Here is an example of how to use AWK to process some in-memory data:
std::istrstream instr{
"Record 1\n"
"Record 2\n"
};
AWKINTERP *pi = awk_init (NULL);
awk_setprog (pi, "{print NR, $0}");
awk_compile (pi);
awk_infunc (pi, []()->;int {return instr.get (); });
awk_setoutput
#
int awk_setoutput (AWKINTERP* pi, const char *fname);
Redirect interpreter output to a file. By default, the interpreter output goes to stdout. Using this function, you can redirect it to a different file.
Example:
AWKINTERP *pi = awk_init (NULL);
awk_setprog (pi, "BEGIN {print \"Output redirected\"}");
awk_compile (pi);
awk_setoutput (pi, "results.txt");
awk_exec (pi);
awk_outfunc
#
void awk_outfunc (AWKINTERP* pi, outproc fn);
Change the output function with a user-defined function. The outproc
function signature is:
typedef int (*outproc)(const char *buf, size_t len);
Example:
std::ostringstream out;
int strout (const char *buf, size_t sz)
{
out.write (buf, sz);
return out.bad ()? - 1 : 1;
}
//...
AWKINTERP *pi = awk_init (NULL);
awk_setprog (pi, "BEGIN {print \"Output redirected\"}");
awk_compile (pi);
awk_outfunc (pi, strout);
awk_getvar
#
int awk_getvar (AWKINTERP *pi, awksymb* var);
Retrieves the value of an AWK variable. The function returns 1 if successful or a negative error code otherwise.

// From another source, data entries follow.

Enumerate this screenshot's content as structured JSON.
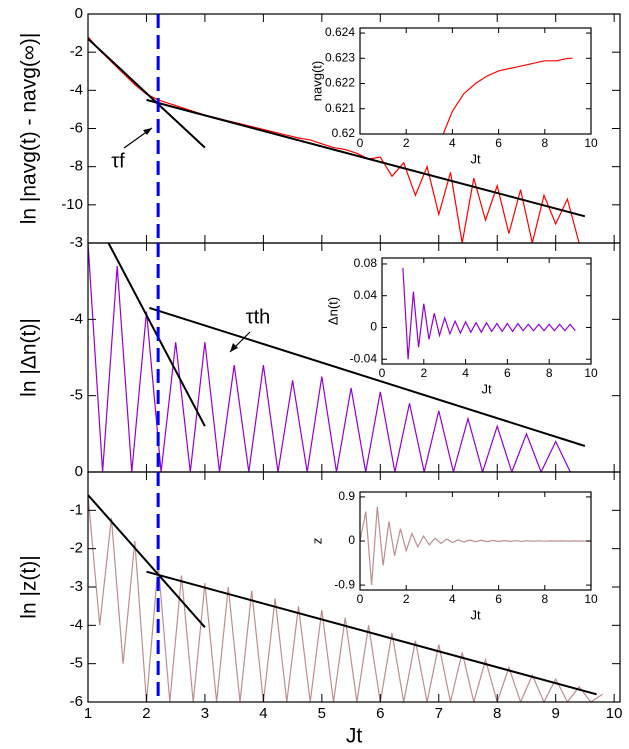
{
  "chart_data": [
    {
      "type": "line",
      "ylabel": "ln |navg(t) - navg(∞)|",
      "xlim": [
        1,
        10.1
      ],
      "ylim": [
        -12,
        0
      ],
      "xticks": [
        1,
        2,
        3,
        4,
        5,
        6,
        7,
        8,
        9,
        10
      ],
      "yticks": [
        0,
        -2,
        -4,
        -6,
        -8,
        -10
      ],
      "xtick_labels": false,
      "marker_x": 2.2,
      "marker_color": "#0000ff",
      "series": [
        {
          "color": "#ff0000",
          "x": [
            1,
            1.2,
            1.4,
            1.6,
            1.8,
            2,
            2.2,
            2.4,
            2.6,
            2.8,
            3,
            3.2,
            3.4,
            3.6,
            3.8,
            4,
            4.2,
            4.4,
            4.6,
            4.8,
            5,
            5.2,
            5.4,
            5.6,
            5.8,
            6,
            6.2,
            6.4,
            6.6,
            6.8,
            7,
            7.2,
            7.4,
            7.6,
            7.8,
            8,
            8.2,
            8.4,
            8.6,
            8.8,
            9,
            9.2,
            9.4
          ],
          "values": [
            -1.2,
            -1.9,
            -2.5,
            -3.1,
            -3.7,
            -4.2,
            -4.5,
            -4.7,
            -4.9,
            -5.1,
            -5.3,
            -5.45,
            -5.6,
            -5.75,
            -5.9,
            -6.05,
            -6.2,
            -6.35,
            -6.5,
            -6.6,
            -6.8,
            -7.0,
            -7.1,
            -7.3,
            -7.6,
            -7.5,
            -8.5,
            -7.8,
            -9.5,
            -8.0,
            -10.5,
            -8.3,
            -12,
            -8.6,
            -10.8,
            -9.0,
            -11.5,
            -9.2,
            -12,
            -9.5,
            -11,
            -9.7,
            -12
          ]
        },
        {
          "color": "#000000",
          "x": [
            1,
            3
          ],
          "values": [
            -1.3,
            -7
          ]
        },
        {
          "color": "#000000",
          "x": [
            2,
            9.5
          ],
          "values": [
            -4.5,
            -10.6
          ]
        }
      ]
    },
    {
      "type": "line",
      "ylabel": "ln |Δn(t)|",
      "xlim": [
        1,
        10.1
      ],
      "ylim": [
        -6,
        -3
      ],
      "xticks": [
        1,
        2,
        3,
        4,
        5,
        6,
        7,
        8,
        9,
        10
      ],
      "yticks": [
        -3,
        -4,
        -5
      ],
      "xtick_labels": false,
      "marker_x": 2.2,
      "marker_color": "#0000ff",
      "series": [
        {
          "color": "#9400d3",
          "x": [
            1,
            1.25,
            1.5,
            1.75,
            2,
            2.25,
            2.5,
            2.75,
            3,
            3.25,
            3.5,
            3.75,
            4,
            4.25,
            4.5,
            4.75,
            5,
            5.25,
            5.5,
            5.75,
            6,
            6.25,
            6.5,
            6.75,
            7,
            7.25,
            7.5,
            7.75,
            8,
            8.25,
            8.5,
            8.75,
            9,
            9.25
          ],
          "values": [
            -3.0,
            -6,
            -3.3,
            -6,
            -3.9,
            -6,
            -4.3,
            -6,
            -4.3,
            -6,
            -4.6,
            -6,
            -4.6,
            -6,
            -4.8,
            -6,
            -4.75,
            -6,
            -4.9,
            -6,
            -4.95,
            -6,
            -5.1,
            -6,
            -5.2,
            -6,
            -5.3,
            -6,
            -5.4,
            -6,
            -5.5,
            -6,
            -5.6,
            -6
          ]
        },
        {
          "color": "#000000",
          "x": [
            1.35,
            3
          ],
          "values": [
            -3,
            -5.4
          ]
        },
        {
          "color": "#000000",
          "x": [
            2.05,
            9.5
          ],
          "values": [
            -3.85,
            -5.66
          ]
        }
      ]
    },
    {
      "type": "line",
      "ylabel": "ln |z(t)|",
      "xlabel": "Jt",
      "xlim": [
        1,
        10.1
      ],
      "ylim": [
        -6,
        0
      ],
      "xticks": [
        1,
        2,
        3,
        4,
        5,
        6,
        7,
        8,
        9,
        10
      ],
      "yticks": [
        0,
        -1,
        -2,
        -3,
        -4,
        -5,
        -6
      ],
      "marker_x": 2.2,
      "marker_color": "#0000ff",
      "series": [
        {
          "color": "#bc8f8f",
          "x": [
            1,
            1.2,
            1.4,
            1.6,
            1.8,
            2,
            2.2,
            2.4,
            2.6,
            2.8,
            3,
            3.2,
            3.4,
            3.6,
            3.8,
            4,
            4.2,
            4.4,
            4.6,
            4.8,
            5,
            5.2,
            5.4,
            5.6,
            5.8,
            6,
            6.2,
            6.4,
            6.6,
            6.8,
            7,
            7.2,
            7.4,
            7.6,
            7.8,
            8,
            8.2,
            8.4,
            8.6,
            8.8,
            9,
            9.2,
            9.4,
            9.6,
            9.8
          ],
          "values": [
            -0.6,
            -4,
            -1.2,
            -5,
            -1.8,
            -6,
            -2.4,
            -6,
            -2.7,
            -6,
            -2.9,
            -6,
            -3.0,
            -6,
            -3.1,
            -6,
            -3.3,
            -6,
            -3.5,
            -6,
            -3.6,
            -6,
            -3.8,
            -6,
            -4.0,
            -6,
            -4.2,
            -6,
            -4.4,
            -6,
            -4.5,
            -6,
            -4.7,
            -6,
            -4.9,
            -6,
            -5.1,
            -6,
            -5.3,
            -6,
            -5.4,
            -6,
            -5.6,
            -6,
            -5.8
          ]
        },
        {
          "color": "#000000",
          "x": [
            1,
            3
          ],
          "values": [
            -0.6,
            -4.05
          ]
        },
        {
          "color": "#000000",
          "x": [
            2,
            9.7
          ],
          "values": [
            -2.6,
            -5.8
          ]
        }
      ]
    },
    {
      "type": "line",
      "ylabel": "navg(t)",
      "xlabel": "Jt",
      "xlim": [
        0,
        10
      ],
      "ylim": [
        0.62,
        0.6242
      ],
      "xticks": [
        0,
        2,
        4,
        6,
        8,
        10
      ],
      "yticks": [
        0.62,
        0.621,
        0.622,
        0.623,
        0.624
      ],
      "series": [
        {
          "color": "#ff0000",
          "x": [
            3.6,
            4,
            4.5,
            5,
            5.5,
            6,
            6.5,
            7,
            7.5,
            8,
            8.5,
            9,
            9.2
          ],
          "values": [
            0.62,
            0.6209,
            0.6216,
            0.622,
            0.6223,
            0.6225,
            0.6226,
            0.6227,
            0.6228,
            0.6229,
            0.6229,
            0.623,
            0.623
          ]
        }
      ]
    },
    {
      "type": "line",
      "ylabel": "Δn(t)",
      "xlabel": "Jt",
      "xlim": [
        0,
        10
      ],
      "ylim": [
        -0.046,
        0.0875
      ],
      "xticks": [
        0,
        2,
        4,
        6,
        8,
        10
      ],
      "yticks": [
        0.08,
        0.04,
        0,
        -0.04
      ],
      "series": [
        {
          "color": "#9400d3",
          "x": [
            1,
            1.25,
            1.5,
            1.75,
            2,
            2.25,
            2.5,
            2.75,
            3,
            3.25,
            3.5,
            3.75,
            4,
            4.25,
            4.5,
            4.75,
            5,
            5.25,
            5.5,
            5.75,
            6,
            6.25,
            6.5,
            6.75,
            7,
            7.25,
            7.5,
            7.75,
            8,
            8.25,
            8.5,
            8.75,
            9,
            9.25
          ],
          "values": [
            0.075,
            -0.04,
            0.045,
            -0.025,
            0.03,
            -0.015,
            0.018,
            -0.01,
            0.012,
            -0.008,
            0.008,
            -0.007,
            0.007,
            -0.006,
            0.006,
            -0.006,
            0.006,
            -0.005,
            0.005,
            -0.005,
            0.005,
            -0.005,
            0.005,
            -0.004,
            0.004,
            -0.004,
            0.004,
            -0.004,
            0.004,
            -0.004,
            0.004,
            -0.004,
            0.004,
            -0.004
          ]
        }
      ]
    },
    {
      "type": "line",
      "ylabel": "z",
      "xlabel": "Jt",
      "xlim": [
        0,
        10
      ],
      "ylim": [
        -1,
        1
      ],
      "xticks": [
        0,
        2,
        4,
        6,
        8,
        10
      ],
      "yticks": [
        0.9,
        0,
        -0.9
      ],
      "series": [
        {
          "color": "#bc8f8f",
          "x": [
            0,
            0.25,
            0.5,
            0.75,
            1,
            1.25,
            1.5,
            1.75,
            2,
            2.25,
            2.5,
            2.75,
            3,
            3.25,
            3.5,
            3.75,
            4,
            4.25,
            4.5,
            4.75,
            5,
            5.25,
            5.5,
            5.75,
            6,
            6.25,
            6.5,
            6.75,
            7,
            7.25,
            7.5,
            7.75,
            8,
            8.25,
            8.5,
            8.75,
            9,
            9.25,
            9.5,
            9.75,
            10
          ],
          "values": [
            0,
            0.6,
            -0.9,
            0.7,
            -0.5,
            0.4,
            -0.3,
            0.25,
            -0.2,
            0.15,
            -0.12,
            0.1,
            -0.08,
            0.06,
            -0.05,
            0.04,
            -0.03,
            0.025,
            -0.02,
            0.02,
            -0.015,
            0.015,
            -0.012,
            0.01,
            -0.01,
            0.008,
            -0.008,
            0.006,
            -0.006,
            0.005,
            -0.005,
            0.004,
            -0.004,
            0.003,
            -0.003,
            0.003,
            -0.002,
            0.002,
            -0.002,
            0.001,
            0
          ]
        }
      ]
    }
  ],
  "annotations": [
    "τf",
    "τth"
  ]
}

If the variable is an array and the index
member is NULL, the function returns AWK_ERR_ARRAY
error code.
For string variables, the AWKSYMB_STR
flag is set and the function allocates the memory needed for the string by calling malloc
. The user has to release the memory by calling free
.
Example:
AWKINTERP *pi = awk_init (NULL);
awksymb var{ "NR" };
awk_setprog (pi, "{print NR, $0}\n");
awk_compile (pi);
awk_getvar (pi, &var);
awk_setvar
#
int awk_setvar (AWKINTERP *pi, awksymb* var);
Changes the value of an AWK variable. The function takes a pointer to an awksymb
structure with information about the variable. The user must set the flags
member of the awksymb
structure to indicate which values are valid (string or numerical). In addition, for array members, the user must specify the index and set the `AWKSYMB_ARR flag.
If the variable does not exist, it is created.
Example:
AWKINTERP *pi = awk_init (NULL);
awksymb v{ "myvar", NULL, AWKSYMB_NUM, 25.0 };
awk_setprog (pi, "{myvar++; print myvar}\n");
awk_compile (interp);
awk_compile (pi);
awk_setvar (pi, &v);
awk_exec (pi); //output is "26"
awk_addfunc
#
Adds a user defined function to the interpreter.

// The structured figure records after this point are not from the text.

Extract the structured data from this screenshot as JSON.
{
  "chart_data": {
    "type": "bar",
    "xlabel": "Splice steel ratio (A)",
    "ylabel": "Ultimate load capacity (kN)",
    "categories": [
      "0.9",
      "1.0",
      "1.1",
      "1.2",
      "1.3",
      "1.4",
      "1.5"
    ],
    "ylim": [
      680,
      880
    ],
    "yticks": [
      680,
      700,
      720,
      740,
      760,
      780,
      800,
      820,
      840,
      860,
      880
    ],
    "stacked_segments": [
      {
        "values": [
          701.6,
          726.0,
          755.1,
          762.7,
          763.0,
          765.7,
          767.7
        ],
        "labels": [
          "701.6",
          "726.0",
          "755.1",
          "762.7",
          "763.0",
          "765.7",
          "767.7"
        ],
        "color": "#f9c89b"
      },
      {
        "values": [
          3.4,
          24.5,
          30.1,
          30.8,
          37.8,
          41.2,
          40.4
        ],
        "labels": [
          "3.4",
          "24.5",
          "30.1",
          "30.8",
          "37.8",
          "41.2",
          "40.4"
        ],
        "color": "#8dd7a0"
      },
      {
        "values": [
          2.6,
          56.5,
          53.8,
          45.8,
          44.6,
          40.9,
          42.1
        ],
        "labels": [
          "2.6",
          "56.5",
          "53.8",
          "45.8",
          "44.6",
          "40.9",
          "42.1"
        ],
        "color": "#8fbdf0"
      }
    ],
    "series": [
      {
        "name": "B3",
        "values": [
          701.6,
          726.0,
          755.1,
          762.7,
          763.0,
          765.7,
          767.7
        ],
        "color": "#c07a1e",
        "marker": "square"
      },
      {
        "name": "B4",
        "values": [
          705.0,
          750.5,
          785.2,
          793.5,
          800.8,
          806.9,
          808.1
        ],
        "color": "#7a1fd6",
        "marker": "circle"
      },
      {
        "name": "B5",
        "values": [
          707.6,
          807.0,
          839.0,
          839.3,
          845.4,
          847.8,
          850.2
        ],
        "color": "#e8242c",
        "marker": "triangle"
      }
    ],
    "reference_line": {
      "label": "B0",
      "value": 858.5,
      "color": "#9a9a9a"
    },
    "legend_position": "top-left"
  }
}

int awk_addfunc (AWKINTERP *pi, const char *name, awkfunc fn, int nargs);
Parameters:
pi
- pointer to an interpreter objectname
- function namefn
- pointer to function. See [awkfunc] for prototype.nargs
- number of function arguments
The function returns 1 if successful or a negative error code otherwise.

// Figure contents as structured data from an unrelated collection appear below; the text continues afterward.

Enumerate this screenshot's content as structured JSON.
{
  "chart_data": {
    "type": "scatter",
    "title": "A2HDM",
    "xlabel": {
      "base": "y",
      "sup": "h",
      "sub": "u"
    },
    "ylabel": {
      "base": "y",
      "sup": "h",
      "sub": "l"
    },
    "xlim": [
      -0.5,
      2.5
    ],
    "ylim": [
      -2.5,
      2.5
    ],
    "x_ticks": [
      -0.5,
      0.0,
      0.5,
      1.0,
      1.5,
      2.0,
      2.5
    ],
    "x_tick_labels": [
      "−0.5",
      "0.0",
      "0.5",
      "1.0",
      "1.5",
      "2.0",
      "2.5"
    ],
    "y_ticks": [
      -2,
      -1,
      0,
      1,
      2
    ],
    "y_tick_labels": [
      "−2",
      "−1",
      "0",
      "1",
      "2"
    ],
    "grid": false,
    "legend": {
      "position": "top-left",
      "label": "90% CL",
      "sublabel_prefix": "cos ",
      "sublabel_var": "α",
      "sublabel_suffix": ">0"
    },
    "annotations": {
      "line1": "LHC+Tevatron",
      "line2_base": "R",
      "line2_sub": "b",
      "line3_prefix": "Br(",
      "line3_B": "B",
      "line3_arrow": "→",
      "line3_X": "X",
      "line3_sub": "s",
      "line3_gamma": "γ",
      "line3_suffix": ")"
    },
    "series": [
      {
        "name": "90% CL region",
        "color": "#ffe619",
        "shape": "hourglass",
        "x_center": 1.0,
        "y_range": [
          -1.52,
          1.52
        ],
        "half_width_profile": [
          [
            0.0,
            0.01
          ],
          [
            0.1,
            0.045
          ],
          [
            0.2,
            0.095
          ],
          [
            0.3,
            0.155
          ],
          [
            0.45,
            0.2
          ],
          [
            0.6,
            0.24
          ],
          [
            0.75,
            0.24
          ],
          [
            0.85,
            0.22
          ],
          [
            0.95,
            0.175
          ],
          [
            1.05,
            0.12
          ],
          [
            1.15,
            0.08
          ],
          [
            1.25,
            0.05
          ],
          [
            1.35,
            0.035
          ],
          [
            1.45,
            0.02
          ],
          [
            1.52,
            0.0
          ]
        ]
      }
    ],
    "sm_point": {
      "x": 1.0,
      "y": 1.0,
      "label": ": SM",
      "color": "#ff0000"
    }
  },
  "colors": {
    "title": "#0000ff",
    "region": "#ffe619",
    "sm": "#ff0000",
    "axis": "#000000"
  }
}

External user-defined functions can be called from AWK code just like any AWK user-defined function. The nargs
parameter specifies the expected number of parameters but, like with any AWK function, the number of actual arguments can be different. The interpreter will provide null values for any missing parameters.
The function can return a value by setting it into the ret
variable and setting the appropriate flags. String values must be allocated using malloc
.
It should be called only after the AWK program has been compiled.
Example:
void fact (AWKINTERP *pi, awksymb* ret, int nargs, awksymb* args)
{
int prod = 1;
for (int i = 2; i <= args[0].fval; i++)
prod *= i;
ret->fval = prod;
ret->flags = AWKSYMB_NUM;
}
//...
awk_setprog (pi, " BEGIN {n = factorial(3); print n}");
awk_compile (pi);
awk_addfunc (pi, "factorial", fact, 1);
awk_exec (pi);
Final thoughts #
The source code has been compiled with VisualStudio 2020. There is also a small makefile for gcc. The syntax analyzer uses YACC so you will need a YACC compiler if you want to do a full rebuild. I have included however the files generate by YACC (ytab.cpp
and ytab.h
) so you can build it even if you don’t have a YACC compiler.
This concludes the presentation of my embedded AWK interpreter. It can be easily incorporated into a C/C++ program and has a good communication with host program. The host can access any interpreter variable and the interpreter can call external functions defined by host program. Size-wise, the interpreter is very small. You can expect an overhead of about 100 KB which is a decent number when compared with other interpreters (Lua takes about twice as much).
I will continue to improve the embedded AWK interpreter. If you want to contribute to this project or just get the latest version you can find it at: https://github.com/neacsum/awk.
History #
6-Apr-2020 Initial version